Today Anne Applebaum observes that although not even Russians are celebrating the 90th anniversary of the Bolshevik Revolution this week, “Western weakness for other people’s revolutionary violence, the belief in the glamour and benevolence of foreign dictators, and the insistence on seeing both through the prism of Western political debates, are still very much with us” – as demonstrated by supermodel Naomi Campbell’s private visit with Venezuelan President Hugo Chavez.

Anne Applebaum:

For all of his wealth, fame, media access and Hollywood power, Penn cannot oust George W. Bush.
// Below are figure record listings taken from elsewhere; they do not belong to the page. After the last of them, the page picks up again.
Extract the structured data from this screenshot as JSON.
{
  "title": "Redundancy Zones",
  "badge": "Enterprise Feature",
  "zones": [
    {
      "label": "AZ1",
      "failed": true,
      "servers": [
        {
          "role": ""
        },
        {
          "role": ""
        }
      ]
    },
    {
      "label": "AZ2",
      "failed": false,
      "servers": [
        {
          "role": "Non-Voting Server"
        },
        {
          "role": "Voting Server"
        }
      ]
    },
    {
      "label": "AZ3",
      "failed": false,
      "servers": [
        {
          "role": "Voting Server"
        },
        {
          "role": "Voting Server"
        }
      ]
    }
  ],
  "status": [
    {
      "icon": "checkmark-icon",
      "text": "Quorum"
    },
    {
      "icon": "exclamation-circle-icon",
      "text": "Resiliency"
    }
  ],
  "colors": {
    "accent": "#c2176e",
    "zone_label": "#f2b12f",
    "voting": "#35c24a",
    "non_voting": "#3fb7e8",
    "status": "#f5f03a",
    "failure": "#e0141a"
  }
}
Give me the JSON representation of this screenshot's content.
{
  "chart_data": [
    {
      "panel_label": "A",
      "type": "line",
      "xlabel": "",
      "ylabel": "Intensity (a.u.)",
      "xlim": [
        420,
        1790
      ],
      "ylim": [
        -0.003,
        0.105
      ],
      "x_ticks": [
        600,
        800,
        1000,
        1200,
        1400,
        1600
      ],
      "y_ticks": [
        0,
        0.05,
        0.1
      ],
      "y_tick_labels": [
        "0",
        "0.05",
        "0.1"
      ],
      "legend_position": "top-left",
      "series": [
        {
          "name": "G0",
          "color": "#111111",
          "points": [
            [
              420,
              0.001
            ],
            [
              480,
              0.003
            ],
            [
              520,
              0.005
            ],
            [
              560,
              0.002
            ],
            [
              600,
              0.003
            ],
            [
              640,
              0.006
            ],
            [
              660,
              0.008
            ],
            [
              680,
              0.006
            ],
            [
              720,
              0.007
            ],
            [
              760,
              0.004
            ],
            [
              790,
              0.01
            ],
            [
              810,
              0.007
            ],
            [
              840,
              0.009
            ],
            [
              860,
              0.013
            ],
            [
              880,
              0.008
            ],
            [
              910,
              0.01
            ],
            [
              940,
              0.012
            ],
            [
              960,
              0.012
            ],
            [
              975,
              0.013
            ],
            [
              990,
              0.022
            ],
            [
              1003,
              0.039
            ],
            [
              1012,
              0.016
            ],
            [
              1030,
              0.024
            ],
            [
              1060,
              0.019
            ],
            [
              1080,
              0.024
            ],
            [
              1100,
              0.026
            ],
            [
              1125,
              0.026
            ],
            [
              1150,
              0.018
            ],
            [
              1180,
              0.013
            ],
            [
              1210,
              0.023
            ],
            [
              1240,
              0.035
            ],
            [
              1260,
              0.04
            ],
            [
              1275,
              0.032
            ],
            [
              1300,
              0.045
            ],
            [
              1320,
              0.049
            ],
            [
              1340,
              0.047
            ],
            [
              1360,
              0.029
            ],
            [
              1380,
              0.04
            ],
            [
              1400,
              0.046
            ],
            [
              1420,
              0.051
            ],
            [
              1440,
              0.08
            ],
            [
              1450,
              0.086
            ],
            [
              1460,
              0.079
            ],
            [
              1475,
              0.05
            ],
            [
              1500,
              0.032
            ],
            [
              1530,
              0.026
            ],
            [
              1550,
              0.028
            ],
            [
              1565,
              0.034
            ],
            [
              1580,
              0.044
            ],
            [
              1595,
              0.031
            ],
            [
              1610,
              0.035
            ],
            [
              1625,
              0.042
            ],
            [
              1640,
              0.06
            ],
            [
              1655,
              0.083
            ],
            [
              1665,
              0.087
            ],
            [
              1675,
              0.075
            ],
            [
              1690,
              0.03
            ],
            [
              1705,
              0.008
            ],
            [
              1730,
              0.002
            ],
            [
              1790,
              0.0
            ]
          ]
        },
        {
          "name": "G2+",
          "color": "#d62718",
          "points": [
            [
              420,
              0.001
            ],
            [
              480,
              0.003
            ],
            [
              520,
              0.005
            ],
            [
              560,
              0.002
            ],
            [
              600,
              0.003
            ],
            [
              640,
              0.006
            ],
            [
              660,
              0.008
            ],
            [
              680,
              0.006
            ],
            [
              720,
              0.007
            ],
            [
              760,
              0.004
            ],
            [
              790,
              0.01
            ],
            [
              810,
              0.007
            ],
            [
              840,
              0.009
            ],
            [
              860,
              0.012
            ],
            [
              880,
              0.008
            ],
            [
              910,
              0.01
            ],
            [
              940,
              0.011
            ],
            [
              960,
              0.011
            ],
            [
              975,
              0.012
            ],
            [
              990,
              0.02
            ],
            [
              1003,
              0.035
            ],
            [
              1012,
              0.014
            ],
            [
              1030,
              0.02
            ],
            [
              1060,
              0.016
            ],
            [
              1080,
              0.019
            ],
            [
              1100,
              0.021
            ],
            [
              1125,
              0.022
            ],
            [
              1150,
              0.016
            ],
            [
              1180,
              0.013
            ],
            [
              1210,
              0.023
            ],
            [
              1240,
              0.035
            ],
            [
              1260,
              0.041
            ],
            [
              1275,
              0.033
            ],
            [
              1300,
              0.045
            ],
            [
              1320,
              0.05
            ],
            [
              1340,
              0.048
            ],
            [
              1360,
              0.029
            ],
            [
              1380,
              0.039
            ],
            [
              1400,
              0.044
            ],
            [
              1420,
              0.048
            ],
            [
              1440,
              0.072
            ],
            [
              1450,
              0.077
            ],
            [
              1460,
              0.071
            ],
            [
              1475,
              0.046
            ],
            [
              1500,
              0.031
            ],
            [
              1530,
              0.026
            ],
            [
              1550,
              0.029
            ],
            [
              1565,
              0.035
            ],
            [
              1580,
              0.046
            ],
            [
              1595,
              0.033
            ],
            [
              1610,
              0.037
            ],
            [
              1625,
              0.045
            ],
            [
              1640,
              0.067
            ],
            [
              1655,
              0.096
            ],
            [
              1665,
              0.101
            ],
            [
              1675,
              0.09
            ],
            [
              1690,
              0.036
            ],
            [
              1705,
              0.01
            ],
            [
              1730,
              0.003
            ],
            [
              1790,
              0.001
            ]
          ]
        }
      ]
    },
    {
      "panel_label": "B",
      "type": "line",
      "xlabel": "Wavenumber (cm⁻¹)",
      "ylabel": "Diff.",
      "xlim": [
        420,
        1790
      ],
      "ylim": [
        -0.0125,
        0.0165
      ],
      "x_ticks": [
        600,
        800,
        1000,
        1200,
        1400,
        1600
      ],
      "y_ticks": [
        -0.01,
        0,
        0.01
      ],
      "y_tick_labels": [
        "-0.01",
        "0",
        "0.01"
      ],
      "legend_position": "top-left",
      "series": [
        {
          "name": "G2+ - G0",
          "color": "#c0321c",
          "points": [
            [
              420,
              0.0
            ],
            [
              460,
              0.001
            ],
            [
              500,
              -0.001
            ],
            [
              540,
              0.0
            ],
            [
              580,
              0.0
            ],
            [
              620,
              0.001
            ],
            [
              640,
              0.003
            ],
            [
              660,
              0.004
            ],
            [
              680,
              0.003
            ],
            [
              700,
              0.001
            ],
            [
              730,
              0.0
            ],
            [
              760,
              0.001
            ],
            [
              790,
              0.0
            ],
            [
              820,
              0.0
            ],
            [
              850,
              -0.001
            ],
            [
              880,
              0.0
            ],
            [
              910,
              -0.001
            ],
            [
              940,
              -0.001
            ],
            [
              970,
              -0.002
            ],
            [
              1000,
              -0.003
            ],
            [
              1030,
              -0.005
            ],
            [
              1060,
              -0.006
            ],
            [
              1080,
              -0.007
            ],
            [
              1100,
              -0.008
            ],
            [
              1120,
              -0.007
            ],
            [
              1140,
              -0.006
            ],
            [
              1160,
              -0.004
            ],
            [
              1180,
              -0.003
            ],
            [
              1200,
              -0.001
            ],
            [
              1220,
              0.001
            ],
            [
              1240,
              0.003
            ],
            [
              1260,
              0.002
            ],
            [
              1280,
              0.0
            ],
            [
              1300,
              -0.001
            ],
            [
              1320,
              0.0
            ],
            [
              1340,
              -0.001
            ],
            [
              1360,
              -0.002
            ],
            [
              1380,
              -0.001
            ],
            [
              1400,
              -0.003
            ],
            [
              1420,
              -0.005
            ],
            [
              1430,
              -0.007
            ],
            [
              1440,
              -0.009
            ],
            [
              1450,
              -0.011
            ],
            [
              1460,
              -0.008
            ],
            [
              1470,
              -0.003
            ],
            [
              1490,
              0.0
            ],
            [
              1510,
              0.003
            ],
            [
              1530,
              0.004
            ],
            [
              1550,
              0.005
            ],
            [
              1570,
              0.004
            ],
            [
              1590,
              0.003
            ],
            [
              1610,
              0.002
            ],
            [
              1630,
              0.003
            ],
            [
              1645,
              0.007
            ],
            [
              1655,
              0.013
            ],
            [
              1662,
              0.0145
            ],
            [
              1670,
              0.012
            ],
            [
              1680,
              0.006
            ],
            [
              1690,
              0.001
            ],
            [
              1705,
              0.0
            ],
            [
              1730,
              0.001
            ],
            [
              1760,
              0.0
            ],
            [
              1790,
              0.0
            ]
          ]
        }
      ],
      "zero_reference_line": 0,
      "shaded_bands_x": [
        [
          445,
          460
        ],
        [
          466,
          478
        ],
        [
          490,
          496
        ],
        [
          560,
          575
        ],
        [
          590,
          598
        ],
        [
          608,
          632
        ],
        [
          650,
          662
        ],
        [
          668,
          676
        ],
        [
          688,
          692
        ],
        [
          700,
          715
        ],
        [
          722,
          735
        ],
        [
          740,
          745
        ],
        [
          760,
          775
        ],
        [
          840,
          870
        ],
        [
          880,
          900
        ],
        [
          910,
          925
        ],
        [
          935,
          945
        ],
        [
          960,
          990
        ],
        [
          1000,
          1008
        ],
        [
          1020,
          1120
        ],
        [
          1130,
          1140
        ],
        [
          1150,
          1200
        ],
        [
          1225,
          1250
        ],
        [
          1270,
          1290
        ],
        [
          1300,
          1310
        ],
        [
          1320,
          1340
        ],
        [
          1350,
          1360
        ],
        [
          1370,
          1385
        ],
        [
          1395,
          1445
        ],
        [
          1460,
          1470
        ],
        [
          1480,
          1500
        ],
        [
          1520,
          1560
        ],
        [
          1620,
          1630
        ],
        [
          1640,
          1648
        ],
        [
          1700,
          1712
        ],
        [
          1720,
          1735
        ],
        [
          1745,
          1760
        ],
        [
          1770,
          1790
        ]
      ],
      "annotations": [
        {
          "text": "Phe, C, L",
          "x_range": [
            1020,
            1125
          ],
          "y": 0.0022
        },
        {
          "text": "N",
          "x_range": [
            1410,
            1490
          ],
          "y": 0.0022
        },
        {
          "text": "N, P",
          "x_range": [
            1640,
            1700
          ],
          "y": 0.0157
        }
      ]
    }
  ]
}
But by showing up in the company of Chávez, he can at least get a lot more attention for his opinions.As for Venezuelan politics, or the Venezuelan people, they don’t matter at all. The country is simply playing a role filled in the past by Russia, Cuba and Nicaragua — a role to which it is, at the moment, uniquely suited. Clearly, Venezuela is easier to idealize than Iran and North Korea, the former’s attitude toward women not being conducive to fashion models, the latter being downright hostile toward Hollywood. Venezuela is also warm, relatively close and a country of beautiful waterfalls.Most important, Venezuela’s leader not only dislikes the American president — after all, many other heads of state do, too — but refers to him as “the devil,” a “dictator,” a “madman” and a “killer.” Who cares what Chávez actually does when Sean Penn isn’t looking? Ninety years after the tragedy of the Russian Revolution, Venezuela has become the “kingdom more bright than any heaven had to offer” for a whole new generation of fellow travelers. As long as the oil lasts.